Always In Beta, Make It Better
To me, everything and anything I create is always in beta mode. There is no such thing, ever, as a finished product. The finished product is the only the latest iteration before a new idea shines through on how to improve and make it better. And to get that process started, you just need to get the idea out there. 99 times of out 100, that idea will fail. Then you tweak it and throw it out again. It’s slightly better and takes a little longer to fail. Yet it will fail and then you start the process again. And then you keep doing that, over and over, while learning how to embrace failure as a guidepost to success.

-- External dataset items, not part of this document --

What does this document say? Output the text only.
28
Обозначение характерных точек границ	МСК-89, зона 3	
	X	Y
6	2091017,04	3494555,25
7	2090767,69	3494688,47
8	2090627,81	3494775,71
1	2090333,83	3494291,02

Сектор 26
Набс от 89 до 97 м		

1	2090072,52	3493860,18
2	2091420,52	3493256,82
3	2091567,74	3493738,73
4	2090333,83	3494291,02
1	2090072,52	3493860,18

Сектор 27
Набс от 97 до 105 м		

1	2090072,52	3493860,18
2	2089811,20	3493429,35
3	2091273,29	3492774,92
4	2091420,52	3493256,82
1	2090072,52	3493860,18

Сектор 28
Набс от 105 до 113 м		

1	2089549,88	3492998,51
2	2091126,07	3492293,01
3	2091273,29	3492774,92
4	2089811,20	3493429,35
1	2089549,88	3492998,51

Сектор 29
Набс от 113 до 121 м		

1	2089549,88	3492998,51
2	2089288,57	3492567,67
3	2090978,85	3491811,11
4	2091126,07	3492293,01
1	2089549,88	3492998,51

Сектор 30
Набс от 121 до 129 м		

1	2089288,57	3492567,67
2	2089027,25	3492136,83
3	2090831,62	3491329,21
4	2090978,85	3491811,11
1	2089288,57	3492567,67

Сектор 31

In coming posts on this blog, I will share various theories of design thinking and management practices that are instrumental in launching idea born in the proverbial garage out into the world. From music playlists that increase productivity to methodologies that grab focus to meditations that weather any storm, these are the ways I tick my ideas forward, hoping that one day, one of them might be just good enough to help make our world better and more just for all her inhabitants.
Until then, go for the jugular and let me know how I can improve this site.